Tina Stride, de 48 años, y Tara Mayson, de 47, son sus almas gemelas. Las tres empezaron en 2015 un proyecto “sin ánimo de lucro dirigido por tres madres” que les da vida entre tanto dolor y desesperanza. Iniciaron ‘The Hope Dealer Project’ (El Proyecto de las Traficantes de Esperanza), un juego de palabras con ‘drug dealer’ (traficante de drogas) que aplican también al proceso de desintoxicación de los pacientes. Para quitarles el estigma, a los adictos en rehabilitación los llaman “guerreros en recuperación”. Y es que la adicción es todo un estigma que les lleva a perder familia, amistades y trabajo.
“Necesitan saber que hay alguien ahí”
El estigma es real y parte de la sociedad los prefiere muertos. No entienden por qué se invierten esfuerzos y se gasta dinero en naloxona, el antídoto que se inyecta en aquellos casos de sobredosis a los que se llega a tiempo. Es esa parte de la sociedad de Virginia Occidental que ve el problema como algo ajeno y efecto de un vicio voluntario, cuando la realidad es que la mitad de la población del estado conoce a un adicto a los opioides, según una encuesta reciente.
Tina, Tara y Lisa son las heroínas de este drama de drogas y muerte. Tan solo en 2017 atendieron a 600 personas. Este año ya no tienen tiempo de llevar la cuenta. Su trabajo consiste en asesorar a los enfermos y a sus familias y ofrecerles todo lo que el dinero de sus donaciones les permite…y más. Solo el día antes de nuestra conversación, Tina condujo dieciocho horas para llevar a dos pacientes a una clínica de desintoxicación. Eso no impide que, venciendo a un cansancio épico, hable sin parar con pasión, emoción y un punto de angustia sobre un proyecto que vive al borde del cierre por la escasez de donaciones.

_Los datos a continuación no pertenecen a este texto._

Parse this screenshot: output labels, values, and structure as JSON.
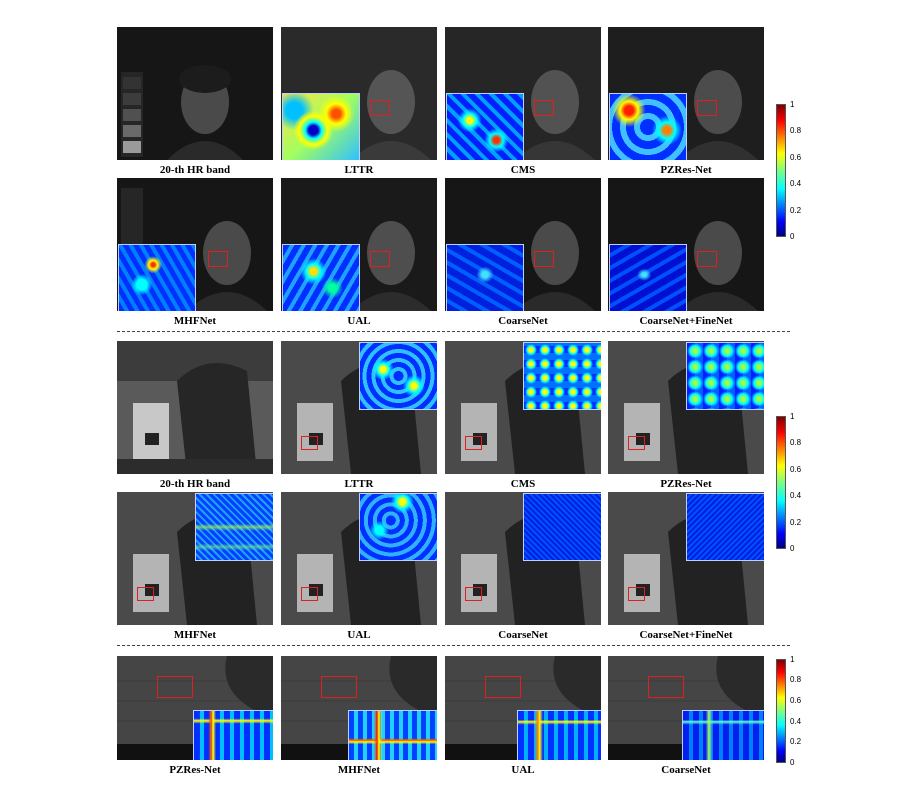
{
  "figure": {
    "group1": {
      "row1": [
        "20-th HR band",
        "LTTR",
        "CMS",
        "PZRes-Net"
      ],
      "row2": [
        "MHFNet",
        "UAL",
        "CoarseNet",
        "CoarseNet+FineNet"
      ]
    },
    "group2": {
      "row1": [
        "20-th HR band",
        "LTTR",
        "CMS",
        "PZRes-Net"
      ],
      "row2": [
        "MHFNet",
        "UAL",
        "CoarseNet",
        "CoarseNet+FineNet"
      ]
    },
    "group3": {
      "row1": [
        "PZRes-Net",
        "MHFNet",
        "UAL",
        "CoarseNet"
      ]
    },
    "colorbar_ticks": [
      "1",
      "0.8",
      "0.6",
      "0.4",
      "0.2",
      "0"
    ],
    "colormap": [
      "#00007f",
      "#0000ff",
      "#00ffff",
      "#ffff00",
      "#ff0000",
      "#7f0000"
    ],
    "roi_color": "#e02020"
  }
}
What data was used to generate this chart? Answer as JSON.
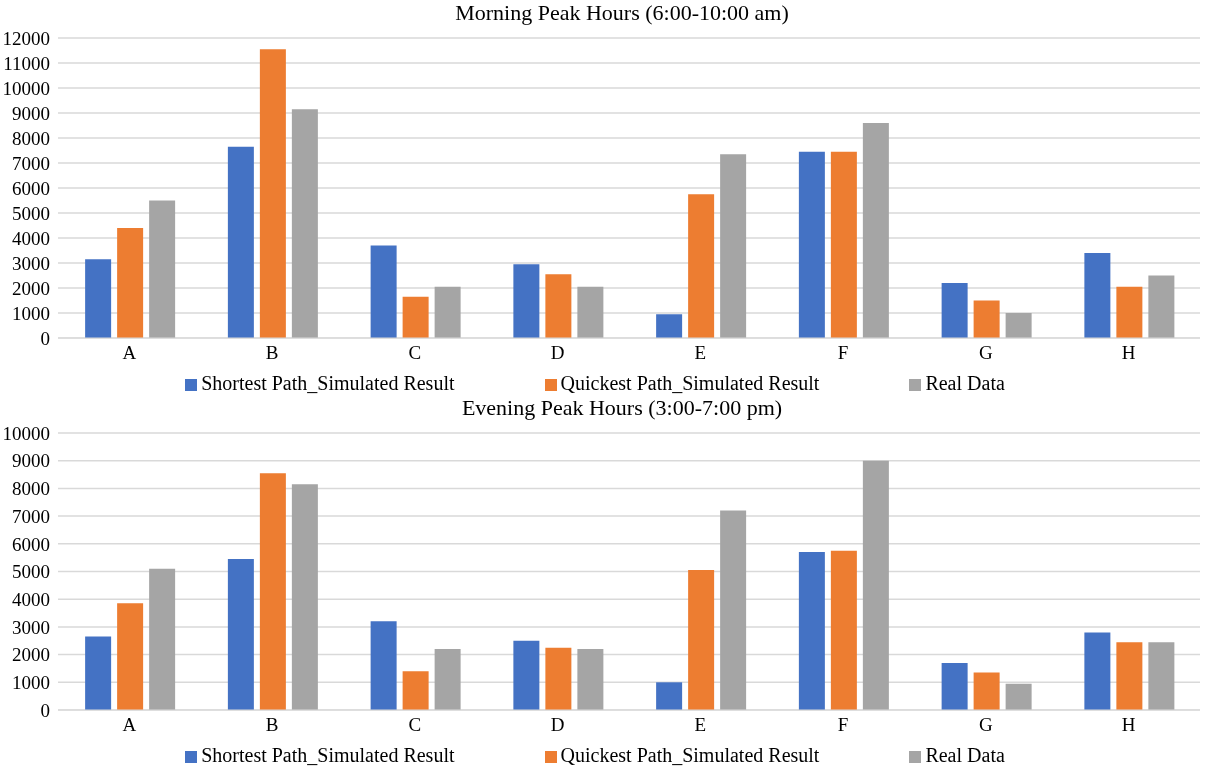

El suyo es un esfuerzo titánico que recompensa el apoyo que se prestan entre sí y la emoción que despiertan en aquellos a los que han conseguido ayudar en estos tres años en los que ellas han visto morir o quedarse cerca de la muerte a sus propios hijos. Sus “guerreros” lloran cuando consiguen lo que han perdido más allá de su salud: sentirse queridos de nuevo. “Es todo lo que necesitan, saber que hay alguien ahí que les va a ayudar”, dice Tina.
Solo entre 2000 y 2015, más de medio millón de personas murieron en Estados Unidos a causa de la adicción a las drogas. La mayoría por la adicción a los opioides. Las ‘Hope Dealers’ saben que queda mucho por hacer y quieren seguir administrando y administrándose esperanza hasta que esta tragedia acabe. Lo hacen ajenas a la indiferencia institucional.
De momento, llegan refuerzos. Peter Callahan vuela al rescate con su clínica Paloma y las 16 camas disponibles para atender a “guerreros” en sus primeros días de desintoxicación. Una vez dentro, los internos podrán leer en una de las paredes que “los sueños que buscas están en línea recta en todas direcciones”. Es la letra de la canción “Paloma” del grupo musical Carbon Leaf de Virginia Occidental. Esperanza para esos primeros días dentro, “en los que estarán en una especie de niebla” hasta superar el mono. El primer paso de un camino en el que es más sencillo recaer que recuperarse.